Pankaj Panda, vice president of Bangladesh Tea Workers Union Central Committee, and Bijoy Hajra, president of Bangladesh Tea Workers' Union Balishira Valley, and Organising Secretary of the Union's Central Committee and other leaders from different valleys spoke at the protest rally.

Workers demanded an increase to Tk300 a day, with inflation rising and the currency depreciating and said that workers in the country’s all tea gardens began a full-scale strike on Saturday, after four days of two-hour stoppages.

Bangladesh is producing a record amount of tea every year through the toil of the tea workers. In 2021, a record 96 million kilograms of tea was produced in the country thanks to the hard labour of the underpaid tea workers.

Although two agreements on increasing wages have been reached, the fate of more than 1.5 lakh tea workers in the country hasn’t changed a bit.

Earlier on Friday, Bijoy Hajra, President of Bangladesh Tea Workers’ Union Balishira Valley and Organizing Secretary of the Union’s Central Committee, said that rampant price hikes of daily essentials are making it impossible for the tea workers to run their families on a meagre income of Tk 120 per day.

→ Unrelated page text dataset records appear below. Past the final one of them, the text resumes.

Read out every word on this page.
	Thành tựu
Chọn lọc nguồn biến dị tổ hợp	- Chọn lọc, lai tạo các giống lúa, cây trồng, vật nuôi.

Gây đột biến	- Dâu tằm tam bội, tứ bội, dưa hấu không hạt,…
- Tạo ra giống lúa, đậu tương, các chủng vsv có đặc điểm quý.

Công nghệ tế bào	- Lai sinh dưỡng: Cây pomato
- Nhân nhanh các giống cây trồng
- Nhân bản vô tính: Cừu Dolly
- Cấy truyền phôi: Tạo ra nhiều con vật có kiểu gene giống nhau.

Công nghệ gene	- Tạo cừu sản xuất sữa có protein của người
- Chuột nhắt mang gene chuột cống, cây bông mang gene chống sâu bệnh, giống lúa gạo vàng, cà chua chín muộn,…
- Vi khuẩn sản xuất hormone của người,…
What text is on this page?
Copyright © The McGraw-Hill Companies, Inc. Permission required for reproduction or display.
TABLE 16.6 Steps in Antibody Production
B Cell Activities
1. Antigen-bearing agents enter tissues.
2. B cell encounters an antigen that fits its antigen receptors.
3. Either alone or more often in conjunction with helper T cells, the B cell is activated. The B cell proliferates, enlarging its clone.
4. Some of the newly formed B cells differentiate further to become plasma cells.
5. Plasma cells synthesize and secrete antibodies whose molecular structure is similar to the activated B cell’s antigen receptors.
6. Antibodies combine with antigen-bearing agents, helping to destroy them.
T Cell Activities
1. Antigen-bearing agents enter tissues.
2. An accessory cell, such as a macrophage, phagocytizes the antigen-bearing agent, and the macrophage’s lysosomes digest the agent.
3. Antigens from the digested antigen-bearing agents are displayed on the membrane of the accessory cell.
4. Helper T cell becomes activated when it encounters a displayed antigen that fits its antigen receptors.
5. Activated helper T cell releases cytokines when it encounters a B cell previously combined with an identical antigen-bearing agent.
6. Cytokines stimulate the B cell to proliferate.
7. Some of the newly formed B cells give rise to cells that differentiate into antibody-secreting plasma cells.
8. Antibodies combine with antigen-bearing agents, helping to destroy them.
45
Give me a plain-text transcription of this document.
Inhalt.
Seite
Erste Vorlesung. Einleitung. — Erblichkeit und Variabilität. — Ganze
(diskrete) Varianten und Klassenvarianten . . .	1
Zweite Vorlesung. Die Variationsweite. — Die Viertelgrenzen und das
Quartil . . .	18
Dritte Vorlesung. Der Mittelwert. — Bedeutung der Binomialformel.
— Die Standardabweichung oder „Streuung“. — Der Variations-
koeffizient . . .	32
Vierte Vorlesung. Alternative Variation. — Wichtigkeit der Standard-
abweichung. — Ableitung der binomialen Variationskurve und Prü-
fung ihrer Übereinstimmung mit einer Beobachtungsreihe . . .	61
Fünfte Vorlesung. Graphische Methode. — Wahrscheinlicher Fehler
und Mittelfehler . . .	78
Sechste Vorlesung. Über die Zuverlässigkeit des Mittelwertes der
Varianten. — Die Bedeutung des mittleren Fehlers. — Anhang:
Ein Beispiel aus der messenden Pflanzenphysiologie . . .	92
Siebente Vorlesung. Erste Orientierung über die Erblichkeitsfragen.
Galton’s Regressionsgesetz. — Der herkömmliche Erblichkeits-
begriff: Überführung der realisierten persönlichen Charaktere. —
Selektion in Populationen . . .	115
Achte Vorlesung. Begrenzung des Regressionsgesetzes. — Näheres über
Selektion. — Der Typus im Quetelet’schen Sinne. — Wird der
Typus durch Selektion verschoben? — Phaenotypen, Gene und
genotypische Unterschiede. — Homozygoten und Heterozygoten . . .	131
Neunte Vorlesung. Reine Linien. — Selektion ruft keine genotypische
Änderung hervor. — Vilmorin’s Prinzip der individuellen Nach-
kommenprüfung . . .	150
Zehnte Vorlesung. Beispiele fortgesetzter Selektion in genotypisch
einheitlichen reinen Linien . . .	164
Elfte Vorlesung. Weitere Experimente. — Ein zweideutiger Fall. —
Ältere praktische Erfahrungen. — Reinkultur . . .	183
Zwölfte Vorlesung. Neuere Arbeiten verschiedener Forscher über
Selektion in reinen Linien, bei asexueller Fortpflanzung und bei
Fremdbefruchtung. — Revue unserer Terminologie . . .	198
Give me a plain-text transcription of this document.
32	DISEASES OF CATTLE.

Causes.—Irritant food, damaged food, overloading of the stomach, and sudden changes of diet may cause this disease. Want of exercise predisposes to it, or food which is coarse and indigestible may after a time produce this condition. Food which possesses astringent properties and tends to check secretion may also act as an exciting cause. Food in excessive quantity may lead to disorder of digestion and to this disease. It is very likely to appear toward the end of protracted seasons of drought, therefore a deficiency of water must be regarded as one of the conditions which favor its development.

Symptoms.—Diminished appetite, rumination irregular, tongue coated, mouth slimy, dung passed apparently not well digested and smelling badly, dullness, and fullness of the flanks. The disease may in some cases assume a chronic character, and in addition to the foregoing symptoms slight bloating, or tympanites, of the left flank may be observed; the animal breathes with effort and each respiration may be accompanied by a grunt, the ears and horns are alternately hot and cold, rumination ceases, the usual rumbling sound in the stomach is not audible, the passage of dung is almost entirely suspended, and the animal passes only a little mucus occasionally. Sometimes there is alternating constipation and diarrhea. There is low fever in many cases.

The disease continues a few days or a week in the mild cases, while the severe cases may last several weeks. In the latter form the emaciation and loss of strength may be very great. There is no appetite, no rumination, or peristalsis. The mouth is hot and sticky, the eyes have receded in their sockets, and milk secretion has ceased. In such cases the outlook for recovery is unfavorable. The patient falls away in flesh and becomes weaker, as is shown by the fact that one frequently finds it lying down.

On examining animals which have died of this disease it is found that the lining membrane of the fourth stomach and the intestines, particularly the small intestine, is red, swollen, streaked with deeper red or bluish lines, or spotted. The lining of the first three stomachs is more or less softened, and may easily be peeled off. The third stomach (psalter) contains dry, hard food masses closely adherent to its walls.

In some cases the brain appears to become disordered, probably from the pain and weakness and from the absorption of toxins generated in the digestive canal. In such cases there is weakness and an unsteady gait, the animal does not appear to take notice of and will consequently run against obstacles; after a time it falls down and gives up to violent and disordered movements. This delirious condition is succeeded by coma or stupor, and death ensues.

“We’ve discussed the matter with the tea garden owners time and again but they are constantly breaking the agreements reached between the Union and the owners. Increasing the wages of the tea workers is a longstanding demand. Though the existing agreements say that wages will be increased every year, the owners haven’t done so for the last three years. That’s why we’ve been forced to call for a tough movement,” said Bijoy.